= Referential density =

Literary concept proposed by Thomas G. Pavel

Referential density is a concept of ficto-narrative theory put forward by Thomas G. Pavel in his 1986 book, Fictional Worlds. The concept refers to the referential relationship of a text to a fictional world, the ontology of which can be established by a possible worlds approach. A large text that refers to a small fictional world is said to have low referential density, whereas a small text referring to a large fictional world has high referential density. The size of the text is measured in abstract terms as amplitude, which in most cases will correspond to its physical length; exceptions to this may arise in cases of embedded discourses, such as metanarratives (or imaging digressions), which refer to the actual world. For this reason, the form and genre of a fictional work provide only an approximate indication of its size; by the same token, it is possible to refer to the size and referential density of part of a fictional work.
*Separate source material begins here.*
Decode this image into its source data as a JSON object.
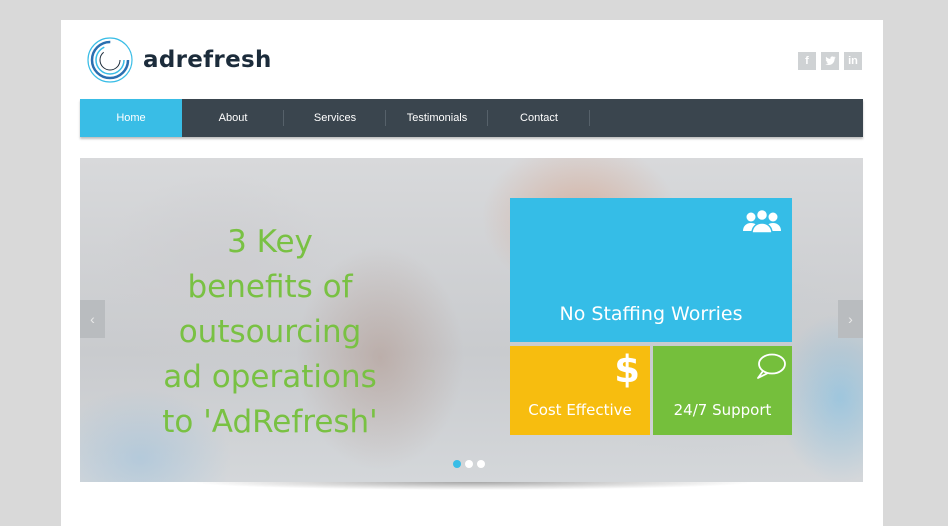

The size of a fictional world, in turn, is measured in terms of the sum total of properties applicable to the objects and agents inhabiting the fictional world.

==Relative density==
Relative (referential) density builds upon the abstract definition of referential density by including context sensitive factors such as the degree of external information the reader has to import to his reconstruction of the fictional world, the text's narrative crowding, the ratio between action and description, and the epistemic paths chosen by the text. These factors will usually have more impact on the number of references in a text than its amplitude.

==Significance==
Referential density and relative (referential) density account for much of what makes fictional texts 'thick' or 'easy' reads. All other factors being equal, high density will make for difficult reading in that the reader is required to reconstruct the fictional world in a short space, whereas low density is characteristic of a high degree of action. An author may, however, focus on psychology and thereby have a static plot with low density. On the other hand, certain authors and genres make the reader's reconstruction of the fictional world the very point of the text's enjoyment, which is the case with most works of science-fiction, fantasy, and historical fiction.